Each of the following references include an evaluation configuration, data format, and result example for typical options provided by each evaluation flow.

Tip

The tutorials reference an EVALUATOR_BASE_URL whose value will depend on the ingress in your particular cluster. If you are using the minikube demo installation, it will be http://nemo.test. The demo installation’s for NIM_PROXY_BASE_URL is http://nim.test. Otherwise, you will need to consult with your own cluster administrator for the ingress values.

Academic Benchmarks

Standard benchmarks for code generation, safety, reasoning, and tool-calling.

code-generation safety-evaluation reasoning-tasks

Academic Benchmarks

Retrieval

Evaluate document retrieval pipelines on standard or custom datasets.

recall@k ndcg@k

Retrieval Evaluation Flow

RAG

Evaluate Retrieval Augmented Generation pipelines (retrieval plus generation).

recall@k faithfulness answer-relevancy

RAG Evaluation Flow

Agentic

Assess agent-based and multi-step reasoning models, including tool use.

topic-adherence tool-call-accuracy goal-accuracy

Agentic Evaluation Flow

LLM-as-a-Judge

Use another LLM to evaluate outputs with flexible scoring criteria.

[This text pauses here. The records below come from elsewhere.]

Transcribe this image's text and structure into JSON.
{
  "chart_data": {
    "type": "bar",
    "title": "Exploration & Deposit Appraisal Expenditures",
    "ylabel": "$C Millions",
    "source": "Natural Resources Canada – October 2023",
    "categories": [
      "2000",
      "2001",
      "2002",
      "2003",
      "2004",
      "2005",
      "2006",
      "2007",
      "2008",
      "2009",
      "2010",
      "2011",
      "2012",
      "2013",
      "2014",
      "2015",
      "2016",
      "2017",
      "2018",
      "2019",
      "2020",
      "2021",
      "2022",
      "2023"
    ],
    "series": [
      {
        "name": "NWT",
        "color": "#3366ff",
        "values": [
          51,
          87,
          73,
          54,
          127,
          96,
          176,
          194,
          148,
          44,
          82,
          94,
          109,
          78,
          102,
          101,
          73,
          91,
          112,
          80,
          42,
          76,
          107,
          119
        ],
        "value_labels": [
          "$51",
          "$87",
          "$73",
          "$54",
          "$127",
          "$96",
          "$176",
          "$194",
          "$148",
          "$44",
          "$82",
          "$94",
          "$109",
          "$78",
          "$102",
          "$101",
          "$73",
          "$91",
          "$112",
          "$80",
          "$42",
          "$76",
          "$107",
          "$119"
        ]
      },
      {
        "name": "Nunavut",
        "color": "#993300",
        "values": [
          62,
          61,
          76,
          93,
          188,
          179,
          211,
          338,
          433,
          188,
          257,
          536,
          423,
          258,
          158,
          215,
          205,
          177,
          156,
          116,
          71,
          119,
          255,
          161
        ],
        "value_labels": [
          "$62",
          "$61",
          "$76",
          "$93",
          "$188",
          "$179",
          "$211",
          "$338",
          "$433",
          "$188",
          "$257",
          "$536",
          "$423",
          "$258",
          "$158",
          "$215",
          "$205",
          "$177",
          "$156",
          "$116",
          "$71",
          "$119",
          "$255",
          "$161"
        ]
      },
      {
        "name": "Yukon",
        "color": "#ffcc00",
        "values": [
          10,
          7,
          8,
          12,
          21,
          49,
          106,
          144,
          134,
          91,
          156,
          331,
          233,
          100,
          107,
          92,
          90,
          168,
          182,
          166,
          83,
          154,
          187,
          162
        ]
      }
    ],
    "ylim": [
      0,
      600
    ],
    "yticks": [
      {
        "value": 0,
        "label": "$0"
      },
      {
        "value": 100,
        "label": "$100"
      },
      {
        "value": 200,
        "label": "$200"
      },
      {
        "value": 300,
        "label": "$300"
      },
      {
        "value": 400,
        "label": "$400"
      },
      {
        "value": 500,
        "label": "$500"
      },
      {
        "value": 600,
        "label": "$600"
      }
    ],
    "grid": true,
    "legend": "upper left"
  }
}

judge-scoring flexible-metrics creative-tasks

LLM-as-a-Judge Evaluation Flow

Prompt Optimization

Iteratively improve judge prompts using programmatic search over instructions and examples.

miprov2 bayesian-optimization

Prompt Optimization Task

Template

Create custom prompts, tasks, and metrics using Jinja2 templating.

jinja2-templates custom-prompts flexible-metrics

Template Evaluation Flow

Using Custom Data#

You can use your own custom datasets with NVIDIA NeMo Evaluator. NeMo Evaluator supports custom datasets that are formatted as json, jsonl, or csv. If a file is missing required fields or is not valid, an error will be raised during validation. All string fields must be non-null, but may be empty for optional fields (such as category or source).

The following evaluation flows support custom datasets:

Evaluation Use Case	Evaluation Flow
Agentic	`agentic`
LLM-as-a-Judge	`llm-as-a-judge`
Retrieval	`retrieval`
RAG	`rag`
Template	`template`

To use custom datasets with these evaluation flows:

Upload your dataset to NeMo Data Store using the Hugging Face CLI or SDK
Register your dataset in NeMo Entity Store using the Dataset APIs
Reference in evaluation configs using the hf://datasets/{namespace}/{dataset-name} format

For a complete walkthrough, see the dataset management tutorials or the end-to-end evaluation example.